Anomaly detection at the action level catches compromised sessions before they finish.
Network egress controls
The agent’s runtime should not be able to reach arbitrary hosts. Lock egress to an allowlist:
- CRM APIs (specific endpoints, not the whole domain).
- Tool registry hosts.
- Model provider endpoints (Anthropic, OpenAI, Azure OpenAI).
- Observability endpoints.
Everything else: deny. This blocks an entire class of exfiltration where a prompt-injected agent is told to POST to attacker.example.com. The DNS resolution fails. The attack stops.
Implementation: egress proxy with allowlist, or VPC service controls (GCP), or Azure Private Link + firewall, or PrivateLink + Network Firewall (AWS).
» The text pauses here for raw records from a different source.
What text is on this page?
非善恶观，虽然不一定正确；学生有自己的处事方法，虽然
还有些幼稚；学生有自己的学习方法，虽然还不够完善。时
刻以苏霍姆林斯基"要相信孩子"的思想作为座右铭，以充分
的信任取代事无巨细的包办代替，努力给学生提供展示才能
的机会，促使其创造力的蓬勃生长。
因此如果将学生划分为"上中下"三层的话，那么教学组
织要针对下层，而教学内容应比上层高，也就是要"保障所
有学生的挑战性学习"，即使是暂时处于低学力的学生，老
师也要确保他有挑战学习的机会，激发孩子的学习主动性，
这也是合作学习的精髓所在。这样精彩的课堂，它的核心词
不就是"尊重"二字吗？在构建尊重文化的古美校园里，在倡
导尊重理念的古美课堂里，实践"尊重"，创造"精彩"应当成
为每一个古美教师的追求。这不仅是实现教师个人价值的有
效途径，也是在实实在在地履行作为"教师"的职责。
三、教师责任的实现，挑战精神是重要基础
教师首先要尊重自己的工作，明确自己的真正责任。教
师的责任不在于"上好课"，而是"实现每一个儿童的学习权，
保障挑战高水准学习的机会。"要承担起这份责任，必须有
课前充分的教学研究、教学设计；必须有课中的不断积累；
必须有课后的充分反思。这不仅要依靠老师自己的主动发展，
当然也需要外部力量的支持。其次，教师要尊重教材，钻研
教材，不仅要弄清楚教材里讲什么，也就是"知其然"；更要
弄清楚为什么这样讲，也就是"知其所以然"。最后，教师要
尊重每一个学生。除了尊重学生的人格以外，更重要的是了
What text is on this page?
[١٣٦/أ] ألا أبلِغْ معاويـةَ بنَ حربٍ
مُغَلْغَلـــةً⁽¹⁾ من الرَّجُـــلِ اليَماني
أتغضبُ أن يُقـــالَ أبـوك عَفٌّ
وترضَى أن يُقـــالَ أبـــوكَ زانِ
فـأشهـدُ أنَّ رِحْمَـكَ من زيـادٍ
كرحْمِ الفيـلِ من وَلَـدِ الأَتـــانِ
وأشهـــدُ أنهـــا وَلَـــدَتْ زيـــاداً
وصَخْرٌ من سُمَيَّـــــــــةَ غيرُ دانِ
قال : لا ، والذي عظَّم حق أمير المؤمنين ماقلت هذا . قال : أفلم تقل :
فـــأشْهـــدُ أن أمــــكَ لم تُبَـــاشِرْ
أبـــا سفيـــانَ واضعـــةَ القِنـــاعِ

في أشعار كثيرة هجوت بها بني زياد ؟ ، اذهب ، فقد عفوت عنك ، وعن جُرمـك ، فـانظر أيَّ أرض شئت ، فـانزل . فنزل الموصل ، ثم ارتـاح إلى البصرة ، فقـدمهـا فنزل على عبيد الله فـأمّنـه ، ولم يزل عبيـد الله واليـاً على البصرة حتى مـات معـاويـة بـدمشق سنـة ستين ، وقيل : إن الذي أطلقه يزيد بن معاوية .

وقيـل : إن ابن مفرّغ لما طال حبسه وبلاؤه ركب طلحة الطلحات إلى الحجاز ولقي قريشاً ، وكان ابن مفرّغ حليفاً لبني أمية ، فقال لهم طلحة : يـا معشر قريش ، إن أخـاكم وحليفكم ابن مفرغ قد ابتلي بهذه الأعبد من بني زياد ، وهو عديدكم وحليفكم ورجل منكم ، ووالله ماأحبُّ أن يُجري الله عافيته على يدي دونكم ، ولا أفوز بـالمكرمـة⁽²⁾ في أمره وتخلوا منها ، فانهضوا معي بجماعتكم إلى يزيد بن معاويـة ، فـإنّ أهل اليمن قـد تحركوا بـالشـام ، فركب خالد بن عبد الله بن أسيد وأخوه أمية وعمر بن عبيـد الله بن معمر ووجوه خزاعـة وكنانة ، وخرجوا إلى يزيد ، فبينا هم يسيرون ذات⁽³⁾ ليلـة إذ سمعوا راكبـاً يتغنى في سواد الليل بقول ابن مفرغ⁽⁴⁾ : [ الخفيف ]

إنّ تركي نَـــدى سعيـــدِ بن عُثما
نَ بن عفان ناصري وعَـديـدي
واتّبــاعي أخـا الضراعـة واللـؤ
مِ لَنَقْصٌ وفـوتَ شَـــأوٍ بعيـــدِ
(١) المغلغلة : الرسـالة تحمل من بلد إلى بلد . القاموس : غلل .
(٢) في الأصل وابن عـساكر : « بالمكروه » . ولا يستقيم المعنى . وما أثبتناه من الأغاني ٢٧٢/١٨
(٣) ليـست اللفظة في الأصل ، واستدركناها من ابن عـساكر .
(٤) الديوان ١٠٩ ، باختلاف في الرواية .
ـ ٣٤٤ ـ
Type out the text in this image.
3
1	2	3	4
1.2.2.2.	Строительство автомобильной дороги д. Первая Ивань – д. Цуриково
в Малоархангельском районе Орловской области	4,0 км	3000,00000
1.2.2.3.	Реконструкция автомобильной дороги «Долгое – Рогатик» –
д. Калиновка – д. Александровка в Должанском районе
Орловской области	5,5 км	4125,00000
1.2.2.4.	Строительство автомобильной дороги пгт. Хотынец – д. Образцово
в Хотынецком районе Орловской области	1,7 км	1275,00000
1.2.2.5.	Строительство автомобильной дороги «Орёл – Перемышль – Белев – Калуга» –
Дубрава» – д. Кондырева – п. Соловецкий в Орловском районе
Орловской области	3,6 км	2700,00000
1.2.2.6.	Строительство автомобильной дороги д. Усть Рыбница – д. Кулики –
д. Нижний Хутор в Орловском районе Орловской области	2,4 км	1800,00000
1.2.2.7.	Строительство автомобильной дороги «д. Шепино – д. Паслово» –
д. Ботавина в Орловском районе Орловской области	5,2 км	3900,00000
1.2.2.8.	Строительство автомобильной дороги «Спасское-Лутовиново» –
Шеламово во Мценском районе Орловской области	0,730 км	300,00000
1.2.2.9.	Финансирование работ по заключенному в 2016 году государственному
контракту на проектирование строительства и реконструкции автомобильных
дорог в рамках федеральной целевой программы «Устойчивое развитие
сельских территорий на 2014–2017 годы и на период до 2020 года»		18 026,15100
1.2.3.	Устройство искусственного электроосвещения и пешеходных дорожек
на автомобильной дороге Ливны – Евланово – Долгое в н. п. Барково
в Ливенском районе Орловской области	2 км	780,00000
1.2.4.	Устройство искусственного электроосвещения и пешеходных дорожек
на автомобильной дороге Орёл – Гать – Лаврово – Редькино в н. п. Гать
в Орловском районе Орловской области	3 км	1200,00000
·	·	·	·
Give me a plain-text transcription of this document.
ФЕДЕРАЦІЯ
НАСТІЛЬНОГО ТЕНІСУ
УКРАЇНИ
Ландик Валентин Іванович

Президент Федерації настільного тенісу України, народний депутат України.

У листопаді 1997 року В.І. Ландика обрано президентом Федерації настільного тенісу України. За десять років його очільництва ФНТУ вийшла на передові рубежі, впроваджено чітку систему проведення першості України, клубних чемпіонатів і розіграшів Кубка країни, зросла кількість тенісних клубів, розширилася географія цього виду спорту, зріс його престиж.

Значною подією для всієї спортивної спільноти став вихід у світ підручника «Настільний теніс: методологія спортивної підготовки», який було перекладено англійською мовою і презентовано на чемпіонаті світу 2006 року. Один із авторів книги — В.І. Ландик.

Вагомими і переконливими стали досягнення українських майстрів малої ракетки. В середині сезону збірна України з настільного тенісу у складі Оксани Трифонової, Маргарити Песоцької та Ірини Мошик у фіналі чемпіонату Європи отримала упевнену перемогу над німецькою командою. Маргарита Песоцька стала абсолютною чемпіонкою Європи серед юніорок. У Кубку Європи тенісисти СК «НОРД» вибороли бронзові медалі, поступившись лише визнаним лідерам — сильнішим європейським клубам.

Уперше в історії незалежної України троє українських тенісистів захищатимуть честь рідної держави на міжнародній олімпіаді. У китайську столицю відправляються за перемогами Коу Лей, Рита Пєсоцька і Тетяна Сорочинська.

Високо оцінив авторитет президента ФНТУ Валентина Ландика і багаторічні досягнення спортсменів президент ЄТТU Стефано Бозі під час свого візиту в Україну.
Vendor agents need configuration; check Trust Center docs.
Secret handling
Agents don’t see secrets. Tools see secrets. The agent says “send email”; the email tool resolves the SMTP credential from a secrets manager and uses it. The agent never had access.
Patterns:
- Short-lived credentials (15 min TTL) fetched per tool call.
- Hardware-backed signing (KMS, HSM) for high-value operations.
- No plain-text credentials in the agent’s context or system prompt — ever.
- Audit every secret retrieval; alert on anomalous patterns.
If your agent has any string that starts with “sk-” or “AKIA” in its context, you’ve already lost.
What the vendors give you (and don’t)
| Capability | Agentforce | Copilot Studio | Now Assist |
|---|---|---|---|
| Per-tool scopes | Partial | Partial | Partial |
| Policy gateway | Einstein Trust Layer | Purview | NowGuard |
| Step-up auth | Available | Available | Available |
| Output DLP | Shield + Trust Layer | Purview DLP | DLP add-on |
| Audit trail | Yes (Event Monitoring) | Yes (Purview) | Yes (Now Audit) |
| OPA-style external policy | No native | Limited | No native |
Native gets you 60%. The rest is policy engine + observability + a security team that cares.
Bottom line
- Agents are principals, not user proxies. Give them their own identity and audit them separately.
- Per-tool, per-task scopes with JIT elevation. Stop giving agents standing privileges.
- Put a policy gateway in front of every tool. OPA / Cedar / Rego is reviewable in a way a system prompt is not.
- Output filtering catches what input filtering misses. PII / secret classifiers on every outbound sink.
- Continuous re-verification — anomaly at action level, not just session start.
- Vendor frameworks get you 60%. The other 40% is the security architecture you owe yourself.